His complaint is that the application of the law of Louisiana for the establishment of ferries, 2 Mart.Dig. 142, 3 Mart.Dig. 292, to a ferry franchise claimed by him, from Concordia to Natchez, is an invasion upon a right of property secured by the third article of the treaty between the United States and the Republic of France, ceding Louisiana to the former, and that it impairs the obligation of a contract, which was entered into between the Marquis de Casa Calvo and one Thomas Thompson, on 19 February, 1801, granting to Thompson a ferry at the post of Concordia to Natchez, as a privilege to be attached to his plantation, on condition that Thompson would clear a public road from Concordia to the Bayou Cocodrillo. The appellant claims the franchise and land to which it was attached, as a purchaser of both from Joseph Vidal, who bought from Thompson the grantee, on 16 October, 1803. It is

Page 50 U. S. 286

further said, that by the law, usages, and customs of Spain, in Louisiana, at the date of the grant, no other ferry could be established within a league above or below its locality. The interference with the franchise is said to be the establishment of another ferry by the police jury of Concordia, from the town of Vidalia, in that parish, to the city of Natchez. The validity of this proceeding is called in question, on the ground, as we have already said, of its being contrary to a treaty and the Constitution of the United States. Both having been decided by the highest court in Louisiana against the rights claimed, the cause is before us, under the provisions of the twenty-fifth section of the Judiciary Act of 1789.

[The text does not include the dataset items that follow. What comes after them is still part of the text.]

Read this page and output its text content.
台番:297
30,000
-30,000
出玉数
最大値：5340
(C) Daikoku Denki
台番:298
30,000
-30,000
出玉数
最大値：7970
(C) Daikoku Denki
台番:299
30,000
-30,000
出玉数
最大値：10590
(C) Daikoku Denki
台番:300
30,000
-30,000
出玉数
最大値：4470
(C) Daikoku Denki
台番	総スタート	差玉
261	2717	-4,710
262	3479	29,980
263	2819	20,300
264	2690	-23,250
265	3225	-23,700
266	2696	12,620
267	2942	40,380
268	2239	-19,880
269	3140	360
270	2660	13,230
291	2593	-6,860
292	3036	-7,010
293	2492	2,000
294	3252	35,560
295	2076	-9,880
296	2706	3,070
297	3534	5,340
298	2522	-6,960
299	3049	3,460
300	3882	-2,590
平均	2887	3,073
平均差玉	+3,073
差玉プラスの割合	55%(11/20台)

In support of the appellant's case, his counsel urge -- 1st, that the grant of a ferry privilege across the Mississippi, by competent authority, implies, ex vi termini, an exclusion of all other ferry rights, not only by private, unlicensed individuals, but operates to exclude the sovereign from making a similar grant to another, which will conflict with it, or impair or destroy its value; 2d, that the grant in this case, con exclusion, is an express recognition of such exclusive right; 3d, that this is a case of express contract, by which, for a valuable consideration, Thompson became a purchaser of an exclusive ferry privilege; 4th, that the uninterrupted right thus claimed, having been exercised and enjoyed by the appellant, and those under whom he claims, for thirty-eight years, is conclusive evidence of title against the defendants.

We have placed the point in the case upon which the jurisdiction of this Court attaches in near connection with the points just read to show that three of them are not reexaminable by this Court, however they may have been adjudicated by the court below.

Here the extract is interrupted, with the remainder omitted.